The lateral edge of a regular quadrangular pyramid is 4cm and forms 45 degrees with the plane of the pyramid. a) find the height of the pyramid b) find the area of the side and full surface of the pyramids c) find the volume of the pyramid.
The PTO triangle is rectangular and isosceles, since one of its acute angles is 45, then ОМ = ОВ. ОМ ^ 2 + ОВ ^ 2 = BM ^ 2.
2 * OM ^ 2 = 42 = 16.
ОМ = ОВ = √8 = 2 * √2 cm.
Since ABCD is a square, then BD = 2 * OB = 4 * √2 cm.
From a right-angled triangle ABD, AB ^ 2 + AD ^ 2 = BD ^ 2 = 32.
2 * AB ^ 2 = 32.
AB ^ 2 = 16.
AB = 4 cm. Determine the area of the base. Sbn = AB ^ 2 = 16 cm2.

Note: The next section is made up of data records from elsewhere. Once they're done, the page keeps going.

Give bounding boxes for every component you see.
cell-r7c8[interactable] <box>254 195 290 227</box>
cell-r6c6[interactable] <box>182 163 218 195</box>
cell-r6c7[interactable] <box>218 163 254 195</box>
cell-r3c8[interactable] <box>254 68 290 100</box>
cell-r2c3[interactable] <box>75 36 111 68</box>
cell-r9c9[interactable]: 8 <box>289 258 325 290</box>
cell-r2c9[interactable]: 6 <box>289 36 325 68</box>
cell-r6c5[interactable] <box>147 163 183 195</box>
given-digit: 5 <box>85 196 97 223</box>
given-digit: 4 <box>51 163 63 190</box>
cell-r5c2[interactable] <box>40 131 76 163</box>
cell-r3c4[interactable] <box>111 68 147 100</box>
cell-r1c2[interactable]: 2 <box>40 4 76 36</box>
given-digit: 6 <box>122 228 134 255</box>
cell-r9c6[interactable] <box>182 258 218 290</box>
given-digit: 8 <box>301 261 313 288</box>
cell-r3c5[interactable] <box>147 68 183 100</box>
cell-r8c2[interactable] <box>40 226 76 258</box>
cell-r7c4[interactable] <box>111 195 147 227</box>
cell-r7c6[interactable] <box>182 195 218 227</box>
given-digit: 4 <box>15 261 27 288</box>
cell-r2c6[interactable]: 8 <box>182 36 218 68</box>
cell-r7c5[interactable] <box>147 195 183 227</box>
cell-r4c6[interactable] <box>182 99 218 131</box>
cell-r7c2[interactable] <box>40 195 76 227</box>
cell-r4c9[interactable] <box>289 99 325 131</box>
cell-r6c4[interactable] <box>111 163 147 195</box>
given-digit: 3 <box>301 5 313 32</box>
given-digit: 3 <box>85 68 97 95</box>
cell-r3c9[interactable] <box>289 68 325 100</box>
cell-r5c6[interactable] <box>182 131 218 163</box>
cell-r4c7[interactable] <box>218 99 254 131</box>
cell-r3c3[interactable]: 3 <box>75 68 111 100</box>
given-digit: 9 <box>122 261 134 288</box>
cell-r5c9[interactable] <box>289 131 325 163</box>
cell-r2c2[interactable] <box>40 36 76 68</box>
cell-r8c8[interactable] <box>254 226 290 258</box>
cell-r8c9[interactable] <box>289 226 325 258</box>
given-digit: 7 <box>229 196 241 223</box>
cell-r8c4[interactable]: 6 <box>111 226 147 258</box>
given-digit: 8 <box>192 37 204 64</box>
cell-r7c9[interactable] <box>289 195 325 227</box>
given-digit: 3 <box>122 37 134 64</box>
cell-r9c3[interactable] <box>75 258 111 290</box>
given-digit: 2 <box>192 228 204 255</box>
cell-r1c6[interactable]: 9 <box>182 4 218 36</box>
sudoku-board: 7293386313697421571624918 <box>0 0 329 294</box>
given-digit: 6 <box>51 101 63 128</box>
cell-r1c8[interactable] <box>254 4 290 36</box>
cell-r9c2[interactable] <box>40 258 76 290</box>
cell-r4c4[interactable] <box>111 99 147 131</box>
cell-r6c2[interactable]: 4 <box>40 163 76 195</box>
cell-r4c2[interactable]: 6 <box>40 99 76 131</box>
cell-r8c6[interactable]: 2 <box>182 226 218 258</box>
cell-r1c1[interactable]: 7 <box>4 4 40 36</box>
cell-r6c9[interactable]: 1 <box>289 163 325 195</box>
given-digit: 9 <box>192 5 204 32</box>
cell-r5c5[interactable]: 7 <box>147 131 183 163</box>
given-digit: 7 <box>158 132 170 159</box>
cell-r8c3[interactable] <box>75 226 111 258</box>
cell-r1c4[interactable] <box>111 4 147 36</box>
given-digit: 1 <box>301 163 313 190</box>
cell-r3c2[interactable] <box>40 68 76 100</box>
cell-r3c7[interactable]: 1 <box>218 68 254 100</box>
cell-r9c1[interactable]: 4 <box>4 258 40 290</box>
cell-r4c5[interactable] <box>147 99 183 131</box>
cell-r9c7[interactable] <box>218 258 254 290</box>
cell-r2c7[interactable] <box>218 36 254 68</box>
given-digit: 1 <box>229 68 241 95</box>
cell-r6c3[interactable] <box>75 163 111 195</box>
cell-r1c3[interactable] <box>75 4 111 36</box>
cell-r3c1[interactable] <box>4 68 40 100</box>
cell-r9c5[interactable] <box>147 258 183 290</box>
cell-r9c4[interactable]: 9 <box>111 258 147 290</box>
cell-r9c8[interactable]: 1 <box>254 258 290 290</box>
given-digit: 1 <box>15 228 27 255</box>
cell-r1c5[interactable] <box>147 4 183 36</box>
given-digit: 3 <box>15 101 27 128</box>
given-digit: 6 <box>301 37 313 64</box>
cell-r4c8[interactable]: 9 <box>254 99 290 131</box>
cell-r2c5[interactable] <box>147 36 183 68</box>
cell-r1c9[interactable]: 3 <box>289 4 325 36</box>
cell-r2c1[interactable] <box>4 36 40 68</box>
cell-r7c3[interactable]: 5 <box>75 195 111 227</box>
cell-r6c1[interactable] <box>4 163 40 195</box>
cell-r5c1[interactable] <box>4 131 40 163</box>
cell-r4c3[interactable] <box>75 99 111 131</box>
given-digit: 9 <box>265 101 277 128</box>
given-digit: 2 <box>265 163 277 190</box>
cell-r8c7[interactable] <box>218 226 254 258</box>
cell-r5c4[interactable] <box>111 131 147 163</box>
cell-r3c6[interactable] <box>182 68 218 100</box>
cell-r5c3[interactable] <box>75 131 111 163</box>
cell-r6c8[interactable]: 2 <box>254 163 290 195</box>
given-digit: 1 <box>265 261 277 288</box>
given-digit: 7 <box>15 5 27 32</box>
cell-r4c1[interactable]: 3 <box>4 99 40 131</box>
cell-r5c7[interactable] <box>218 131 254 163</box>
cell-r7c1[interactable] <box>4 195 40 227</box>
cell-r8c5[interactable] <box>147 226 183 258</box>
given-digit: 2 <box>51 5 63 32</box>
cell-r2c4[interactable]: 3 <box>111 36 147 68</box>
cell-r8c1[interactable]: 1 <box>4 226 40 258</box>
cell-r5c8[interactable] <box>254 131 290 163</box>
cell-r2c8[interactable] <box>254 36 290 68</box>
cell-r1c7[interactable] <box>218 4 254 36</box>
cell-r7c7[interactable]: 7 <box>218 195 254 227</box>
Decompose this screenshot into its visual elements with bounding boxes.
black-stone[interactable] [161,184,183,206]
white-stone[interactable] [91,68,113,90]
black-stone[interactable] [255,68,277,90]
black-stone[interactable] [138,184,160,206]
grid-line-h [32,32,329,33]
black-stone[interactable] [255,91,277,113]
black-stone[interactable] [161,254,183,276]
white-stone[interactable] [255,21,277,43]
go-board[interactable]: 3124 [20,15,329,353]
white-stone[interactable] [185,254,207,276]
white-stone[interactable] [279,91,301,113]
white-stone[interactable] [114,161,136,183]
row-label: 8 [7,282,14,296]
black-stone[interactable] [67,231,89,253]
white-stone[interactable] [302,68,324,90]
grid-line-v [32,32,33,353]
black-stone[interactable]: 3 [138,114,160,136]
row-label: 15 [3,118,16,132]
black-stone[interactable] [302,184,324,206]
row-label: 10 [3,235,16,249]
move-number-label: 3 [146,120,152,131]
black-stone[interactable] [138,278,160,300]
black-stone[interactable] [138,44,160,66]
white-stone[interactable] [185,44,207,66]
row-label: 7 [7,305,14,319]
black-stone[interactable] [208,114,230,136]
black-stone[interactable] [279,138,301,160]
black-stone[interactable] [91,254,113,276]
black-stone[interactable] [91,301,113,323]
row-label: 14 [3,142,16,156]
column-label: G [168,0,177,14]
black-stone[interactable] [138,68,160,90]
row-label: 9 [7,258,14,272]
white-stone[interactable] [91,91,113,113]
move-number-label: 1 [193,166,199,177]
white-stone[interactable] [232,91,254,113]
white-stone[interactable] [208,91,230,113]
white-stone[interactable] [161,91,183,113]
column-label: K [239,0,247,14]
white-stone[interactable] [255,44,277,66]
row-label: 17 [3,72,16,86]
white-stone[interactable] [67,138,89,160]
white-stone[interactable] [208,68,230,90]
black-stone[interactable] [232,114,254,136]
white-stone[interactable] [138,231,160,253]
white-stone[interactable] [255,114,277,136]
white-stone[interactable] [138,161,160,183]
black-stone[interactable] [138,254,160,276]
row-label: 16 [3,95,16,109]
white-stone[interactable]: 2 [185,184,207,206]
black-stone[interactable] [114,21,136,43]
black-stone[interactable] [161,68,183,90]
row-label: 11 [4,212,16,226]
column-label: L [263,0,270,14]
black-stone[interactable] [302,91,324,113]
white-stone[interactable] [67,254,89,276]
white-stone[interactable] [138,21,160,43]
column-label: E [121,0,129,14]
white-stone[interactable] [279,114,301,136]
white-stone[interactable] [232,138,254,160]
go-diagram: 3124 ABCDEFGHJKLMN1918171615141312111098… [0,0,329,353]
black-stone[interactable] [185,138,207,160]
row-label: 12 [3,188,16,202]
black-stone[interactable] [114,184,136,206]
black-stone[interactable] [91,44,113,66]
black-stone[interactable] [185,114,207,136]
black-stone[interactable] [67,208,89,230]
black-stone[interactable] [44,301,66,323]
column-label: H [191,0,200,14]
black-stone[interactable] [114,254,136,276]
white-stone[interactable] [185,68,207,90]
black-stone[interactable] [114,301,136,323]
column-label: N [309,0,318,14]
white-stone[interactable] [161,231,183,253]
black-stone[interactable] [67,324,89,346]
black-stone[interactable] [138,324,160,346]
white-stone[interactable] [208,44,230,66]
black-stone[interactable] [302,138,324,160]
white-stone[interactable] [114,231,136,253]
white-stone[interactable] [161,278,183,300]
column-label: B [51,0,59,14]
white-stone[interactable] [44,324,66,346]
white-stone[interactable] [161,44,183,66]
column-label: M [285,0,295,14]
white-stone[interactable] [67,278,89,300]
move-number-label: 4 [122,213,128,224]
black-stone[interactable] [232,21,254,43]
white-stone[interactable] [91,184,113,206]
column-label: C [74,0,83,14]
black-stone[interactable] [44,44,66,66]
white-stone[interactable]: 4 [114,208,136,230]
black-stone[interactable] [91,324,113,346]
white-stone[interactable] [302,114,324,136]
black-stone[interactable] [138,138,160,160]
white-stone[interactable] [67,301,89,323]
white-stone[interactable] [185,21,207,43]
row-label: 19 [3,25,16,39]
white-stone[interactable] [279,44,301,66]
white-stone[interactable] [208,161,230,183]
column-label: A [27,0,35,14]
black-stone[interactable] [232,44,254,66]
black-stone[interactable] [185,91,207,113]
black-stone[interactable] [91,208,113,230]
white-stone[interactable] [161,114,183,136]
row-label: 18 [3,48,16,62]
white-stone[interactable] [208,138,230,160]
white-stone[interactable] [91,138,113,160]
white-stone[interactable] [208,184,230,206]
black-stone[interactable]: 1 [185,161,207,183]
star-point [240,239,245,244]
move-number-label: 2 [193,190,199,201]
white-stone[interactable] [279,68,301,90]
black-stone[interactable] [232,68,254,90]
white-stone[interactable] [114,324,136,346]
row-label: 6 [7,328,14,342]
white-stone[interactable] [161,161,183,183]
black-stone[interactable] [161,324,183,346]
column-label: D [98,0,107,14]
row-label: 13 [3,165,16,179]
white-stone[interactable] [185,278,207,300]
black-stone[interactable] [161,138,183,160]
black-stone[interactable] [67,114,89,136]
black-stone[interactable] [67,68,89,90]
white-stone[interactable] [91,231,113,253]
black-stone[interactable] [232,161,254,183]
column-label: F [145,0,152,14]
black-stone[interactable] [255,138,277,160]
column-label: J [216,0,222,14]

Let’s calculate the volume of the pyramid. V = Sbase * MO / 3 = 16 * 2 * √2 / 3 = 32 * √2 / 3 cm3.
Let’s draw the height in the MAB triangle, and since the MAB is isosceles, then MH and its median, then AH = BH = AB / 2 = 4/2 = 2 cm.
Then MH ^ 2 = MA ^ 2 – AH ^ 2 = 16 – 4 = 12.
MH = 2 * √3 cm.
Smav = AB * MН / 2 = 4 * 2 * √3 / 2 = 4 * √3.
Side = 4 * Smav = 4 * 4 * √3 = 16 * √3 cm2.
Spov = Sb + S side = 16 + 16 * √3 = 16 * (1 + √3) cm2.
Answer: The height of the pyramid is 2 * √2 cm, the lateral surface area is 16 * √3 cm2, the total surface area is 16 * (1 + √3) cm2, the volume of the pyramid is 32 * √2 / 3 cm3.